Dr. Goldberg believes that improved trial designs to reduce the trial duration, with better patient selection and new exploratory biomarkers are required for neuroprotection trials to be feasible and affordable. Using these approaches, there are a number of trials in various stages of progress, including nerve growth factor (topical), anti-C1q intravitreal injection for glaucoma, ciliary neurotrophic factor and virtual reality based visual stimulation. Current real-world data on neuroprotection in glaucoma shows that brimonidine conferred more visual field protection compared with timolol in the LoGTS trial, although it is unclear what mechanisms are involved. Topical ROCK inhibitors has been shown to promote retinal ganglion cell survival and optic nerve regeneration in rodent studies.
Dr. Goldberg concludes that neurotrophic factors, rho-kinase inhibition and other strong candidates are ready for clinical studies in glaucoma patients, and merging therapeutic testing with biomarker exploratory endpoints to cross-validation will give us particular power as we launch these trials.
Non-IOP lowering treatments for glaucoma
Dr. Keith Martin highlights that glaucoma pathogenesis is complex and multifactorial, and there are many factors besides IOP which affect glaucoma progression. Hence, blindness from glaucoma still occurs despite effective treatments to lower IOP, with glaucoma progressing in some patients despite very low IOP.

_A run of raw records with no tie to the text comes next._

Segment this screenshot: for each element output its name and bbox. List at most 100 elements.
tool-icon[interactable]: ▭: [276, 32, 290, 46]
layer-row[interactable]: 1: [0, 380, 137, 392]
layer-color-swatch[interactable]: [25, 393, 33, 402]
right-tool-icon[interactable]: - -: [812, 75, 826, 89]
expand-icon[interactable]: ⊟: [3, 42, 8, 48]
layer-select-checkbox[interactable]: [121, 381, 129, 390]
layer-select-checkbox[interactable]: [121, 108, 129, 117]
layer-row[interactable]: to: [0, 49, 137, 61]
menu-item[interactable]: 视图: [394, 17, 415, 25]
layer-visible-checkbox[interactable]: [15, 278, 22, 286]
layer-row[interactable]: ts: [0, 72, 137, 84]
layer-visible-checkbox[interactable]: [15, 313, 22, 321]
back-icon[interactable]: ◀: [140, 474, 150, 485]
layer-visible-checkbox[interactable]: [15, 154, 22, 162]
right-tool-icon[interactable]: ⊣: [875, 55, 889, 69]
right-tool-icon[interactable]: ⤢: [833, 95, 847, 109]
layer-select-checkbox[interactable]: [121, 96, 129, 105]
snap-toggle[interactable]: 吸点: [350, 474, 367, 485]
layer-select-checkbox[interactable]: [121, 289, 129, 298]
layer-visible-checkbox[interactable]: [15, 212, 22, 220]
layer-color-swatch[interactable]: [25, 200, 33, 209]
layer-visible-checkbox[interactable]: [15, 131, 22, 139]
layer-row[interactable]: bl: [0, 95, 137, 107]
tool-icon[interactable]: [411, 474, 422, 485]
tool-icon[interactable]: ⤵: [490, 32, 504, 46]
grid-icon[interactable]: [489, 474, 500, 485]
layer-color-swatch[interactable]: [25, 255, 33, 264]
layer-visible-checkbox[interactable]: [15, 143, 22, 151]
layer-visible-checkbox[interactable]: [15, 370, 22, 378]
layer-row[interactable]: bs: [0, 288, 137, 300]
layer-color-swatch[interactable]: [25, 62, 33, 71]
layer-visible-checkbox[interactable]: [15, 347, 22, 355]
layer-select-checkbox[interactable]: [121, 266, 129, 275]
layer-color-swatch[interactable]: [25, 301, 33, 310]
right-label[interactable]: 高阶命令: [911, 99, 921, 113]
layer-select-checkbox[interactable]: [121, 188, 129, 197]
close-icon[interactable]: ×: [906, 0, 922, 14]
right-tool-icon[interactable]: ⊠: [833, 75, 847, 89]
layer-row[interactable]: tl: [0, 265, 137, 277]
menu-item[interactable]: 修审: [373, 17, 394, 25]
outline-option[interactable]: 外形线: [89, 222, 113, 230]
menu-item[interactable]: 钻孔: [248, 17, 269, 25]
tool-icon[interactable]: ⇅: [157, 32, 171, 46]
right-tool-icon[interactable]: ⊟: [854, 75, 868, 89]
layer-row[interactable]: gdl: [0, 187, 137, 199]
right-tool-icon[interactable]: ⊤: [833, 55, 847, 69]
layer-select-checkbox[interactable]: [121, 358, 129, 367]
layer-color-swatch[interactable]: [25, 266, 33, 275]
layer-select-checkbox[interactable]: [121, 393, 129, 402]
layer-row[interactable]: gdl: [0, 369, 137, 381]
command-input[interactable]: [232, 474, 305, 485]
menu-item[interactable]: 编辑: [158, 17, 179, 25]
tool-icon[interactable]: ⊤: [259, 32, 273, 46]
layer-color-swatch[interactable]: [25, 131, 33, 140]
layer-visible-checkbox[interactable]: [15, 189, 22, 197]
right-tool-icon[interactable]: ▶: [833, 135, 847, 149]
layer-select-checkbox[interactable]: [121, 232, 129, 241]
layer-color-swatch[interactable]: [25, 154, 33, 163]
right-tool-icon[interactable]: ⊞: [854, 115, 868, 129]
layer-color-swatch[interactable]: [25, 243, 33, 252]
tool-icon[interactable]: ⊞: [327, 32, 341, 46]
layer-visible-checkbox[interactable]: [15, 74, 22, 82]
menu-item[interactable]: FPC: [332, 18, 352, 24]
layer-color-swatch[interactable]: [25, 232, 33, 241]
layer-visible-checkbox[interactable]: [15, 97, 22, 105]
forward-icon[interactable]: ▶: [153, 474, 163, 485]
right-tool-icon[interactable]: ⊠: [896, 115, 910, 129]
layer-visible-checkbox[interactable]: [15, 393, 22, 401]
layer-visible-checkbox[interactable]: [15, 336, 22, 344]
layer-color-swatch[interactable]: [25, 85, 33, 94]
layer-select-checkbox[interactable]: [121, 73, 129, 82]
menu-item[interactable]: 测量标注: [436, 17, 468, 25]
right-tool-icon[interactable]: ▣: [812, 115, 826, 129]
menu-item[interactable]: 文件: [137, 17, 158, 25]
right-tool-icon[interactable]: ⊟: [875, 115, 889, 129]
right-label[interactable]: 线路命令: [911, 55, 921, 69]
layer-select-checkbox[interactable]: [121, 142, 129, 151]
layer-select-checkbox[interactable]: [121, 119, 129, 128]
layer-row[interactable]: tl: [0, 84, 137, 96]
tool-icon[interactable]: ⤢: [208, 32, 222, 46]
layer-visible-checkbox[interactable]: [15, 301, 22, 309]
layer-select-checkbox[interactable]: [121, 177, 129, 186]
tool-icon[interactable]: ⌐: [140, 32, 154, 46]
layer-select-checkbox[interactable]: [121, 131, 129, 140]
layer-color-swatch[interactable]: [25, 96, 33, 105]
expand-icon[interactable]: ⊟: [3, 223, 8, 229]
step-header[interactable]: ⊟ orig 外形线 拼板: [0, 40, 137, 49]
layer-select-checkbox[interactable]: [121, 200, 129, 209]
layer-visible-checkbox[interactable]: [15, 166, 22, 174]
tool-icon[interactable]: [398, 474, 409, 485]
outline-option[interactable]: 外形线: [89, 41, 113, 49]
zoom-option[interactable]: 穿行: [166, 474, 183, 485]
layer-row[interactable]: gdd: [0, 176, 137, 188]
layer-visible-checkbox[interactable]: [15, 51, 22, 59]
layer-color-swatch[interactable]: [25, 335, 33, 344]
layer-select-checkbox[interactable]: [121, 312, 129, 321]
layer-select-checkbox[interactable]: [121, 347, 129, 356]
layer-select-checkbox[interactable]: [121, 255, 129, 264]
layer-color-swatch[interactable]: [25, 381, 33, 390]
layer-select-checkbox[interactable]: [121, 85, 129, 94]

He believes that when IOP reduction is insufficient, other potential therapeutic strategies should be explored. Nicotinamide (vitamin B3) is a modulator of mitochondrial function which has been shown to prevent glaucoma in mouse models, and also improves inner retinal function in glaucoma patients. A larger human clinical trial is currently underway to investigate whether nicotinamide should be combined with IOP-lowering medications as a supplement. Exercise has also been shown to improve the recovery of retinal ganglion cell function after pressure-induced injury in aged mice.
Dr. Martin raises two pertinent questions: How do we know if a non-IOP lowering therapy works in human patients? And do drugs that lower IOP by a similar amount always reduce visual field progression to the same degree? To answer these questions, neuroprotection trials would need to be more affordable to be feasible. Ideally, they should have a manageable number of patients with <18 months duration, with optimal use of visual field endpoints and better clinical trial design to evaluate a clinically meaningful neuroprotective effect. Lastly, Dr. Martin believes that there may be a role for neuroprotective gene therapy for glaucoma, especially to stimulate regeneration and to achieve cell reprogramming. Such therapies are currently in development and may offer hope for the future.